After the disappearance incident, Abu Toha resumed his da'wah activities. He remains active at various Mahfils and on social media. In October 2024, he made a comment directed at the Bangladesh Chhatra League, which once again brought him into the discussion. He called on the Bangladesh Chhatra League to repent to Allah for their past actions and to ask for forgiveness from the people, expressing gratitude for their mistakes.

== Criticism and controversy ==
Abu Toha has faced criticism at various times for his activities and statements.

===Bogra speech dispute===
In 2021, during a religious gathering in Bogra, a dispute arose with the organizers because he did not deliver his speech for the full agreed duration.

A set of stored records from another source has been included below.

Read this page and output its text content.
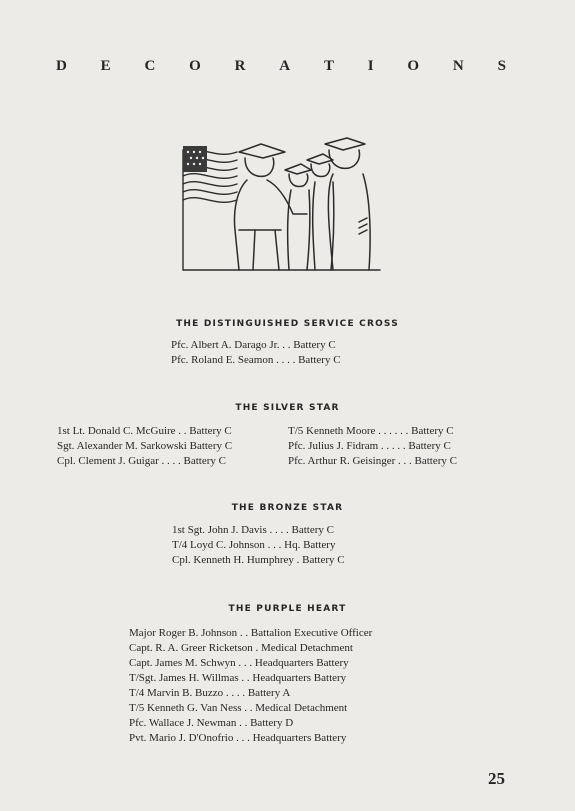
D E C O R A T I O N S
THE DISTINGUISHED SERVICE CROSS
Pfc. Albert A. Darago Jr. . . Battery C
Pfc. Roland E. Seamon . . . . Battery C
THE SILVER STAR
1st Lt. Donald C. McGuire . . Battery C
Sgt. Alexander M. Sarkowski Battery C
Cpl. Clement J. Guigar . . . . Battery C
T/5 Kenneth Moore . . . . . . Battery C
Pfc. Julius J. Fidram . . . . . Battery C
Pfc. Arthur R. Geisinger . . . Battery C
THE BRONZE STAR
1st Sgt. John J. Davis . . . . Battery C
T/4 Loyd C. Johnson . . . Hq. Battery
Cpl. Kenneth H. Humphrey . Battery C
THE PURPLE HEART
Major Roger B. Johnson . . Battalion Executive Officer
Capt. R. A. Greer Ricketson . Medical Detachment
Capt. James M. Schwyn . . . Headquarters Battery
T/Sgt. James H. Willmas . . Headquarters Battery
T/4 Marvin B. Buzzo . . . . Battery A
T/5 Kenneth G. Van Ness . . Medical Detachment
Pfc. Wallace J. Newman . . Battery D
Pvt. Mario J. D'Onofrio . . . Headquarters Battery
25
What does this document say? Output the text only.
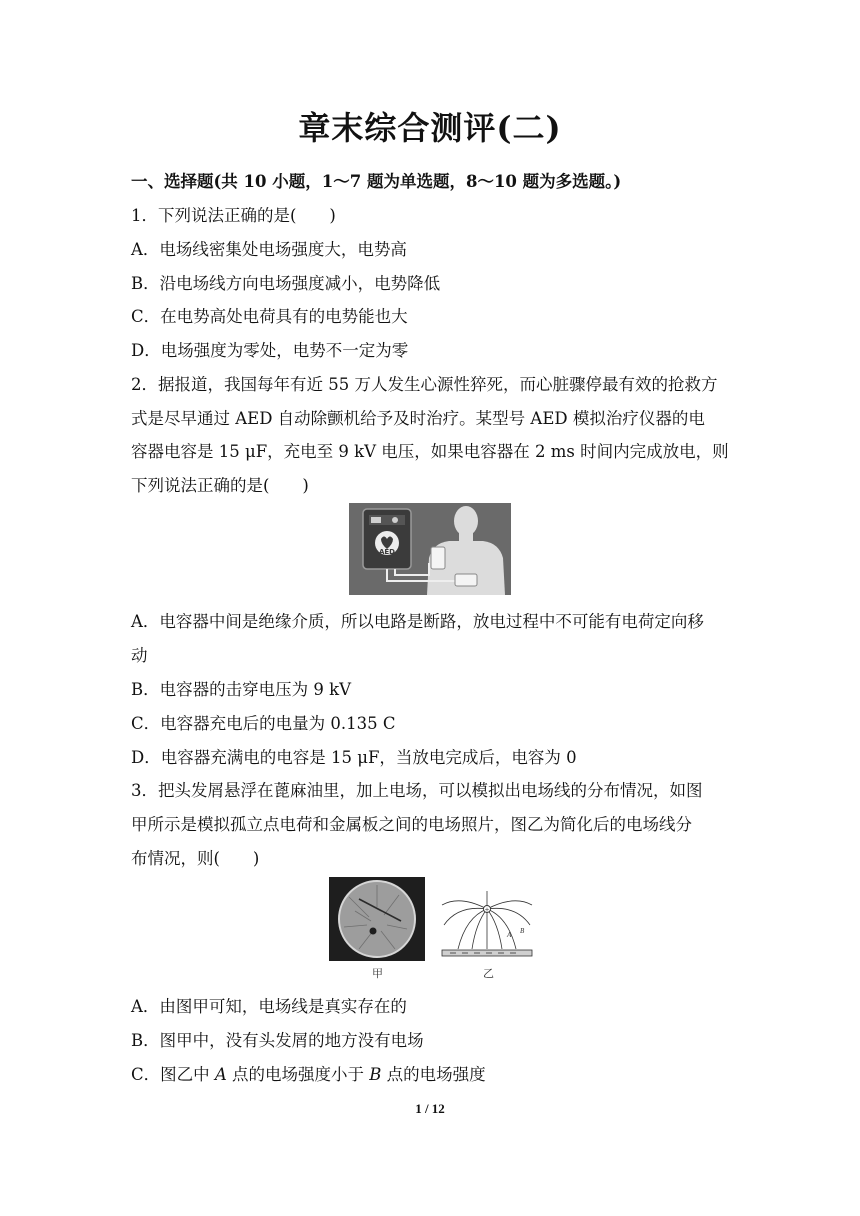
章末综合测评(二)
一、选择题(共 10 小题，1～7 题为单选题，8～10 题为多选题。)
1．下列说法正确的是(　　)
A．电场线密集处电场强度大，电势高
B．沿电场线方向电场强度减小，电势降低
C．在电势高处电荷具有的电势能也大
D．电场强度为零处，电势不一定为零
2．据报道，我国每年有近 55 万人发生心源性猝死，而心脏骤停最有效的抢救方
式是尽早通过 AED 自动除颤机给予及时治疗。某型号 AED 模拟治疗仪器的电
容器电容是 15 μF，充电至 9 kV 电压，如果电容器在 2 ms 时间内完成放电，则
下列说法正确的是(　　)
AED
A．电容器中间是绝缘介质，所以电路是断路，放电过程中不可能有电荷定向移
动
B．电容器的击穿电压为 9 kV
C．电容器充电后的电量为 0.135 C
D．电容器充满电的电容是 15 μF，当放电完成后，电容为 0
3．把头发屑悬浮在蓖麻油里，加上电场，可以模拟出电场线的分布情况，如图
甲所示是模拟孤立点电荷和金属板之间的电场照片，图乙为简化后的电场线分
布情况，则(　　)
甲
+
A B
乙
A．由图甲可知，电场线是真实存在的
B．图甲中，没有头发屑的地方没有电场
C．图乙中 A 点的电场强度小于 B 点的电场强度
1 / 12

During this incident, the organizers accused him of taking 36,000 Taka and a wristwatch.

===2025 statement on women===
In 2025, a statement attributed to Abu Taha sparked criticism, claiming that women going out without a mahram were responsible if they were assaulted.

===Allegations by Sabiqun Nahar Sarah===
In October 2025, Abu Toha's wife, Sabiqun Nahar Sarah, alleged that her husband had resumed a close relationship with his former college classmate, air hostess Jerin Jabin. She claimed that they were regularly in contact via phone and went on trips together. Later, Toha responded by stating that his mobile phone had been stolen and urged people not to spread false information. The following day, Sarah retracted her earlier statement, saying she had been wrongly influenced by jealous individuals, praised her husband, and reaffirmed her support for his work and intentions.

On 11 October, Sarah again posted regarding Toha's affair and stated that she had previously deleted her posts hoping he would reform, but as he did not, and because people were blindly believing him, she reposted her claims, emphasizing that her statements were true.

Following the allegations, Ainul Haque Qasemi, an Islamic scholar, publicly defended Toha, stating that Sarah could have remained silent and quietly accepted the situation instead of airing it publicly, and suggested that her posts had caused damage to Toha's reputation and to individuals associated with him. His remarks attracted widespread criticism for appearing to excuse Toha's alleged misconduct and for shifting responsibility onto the wife.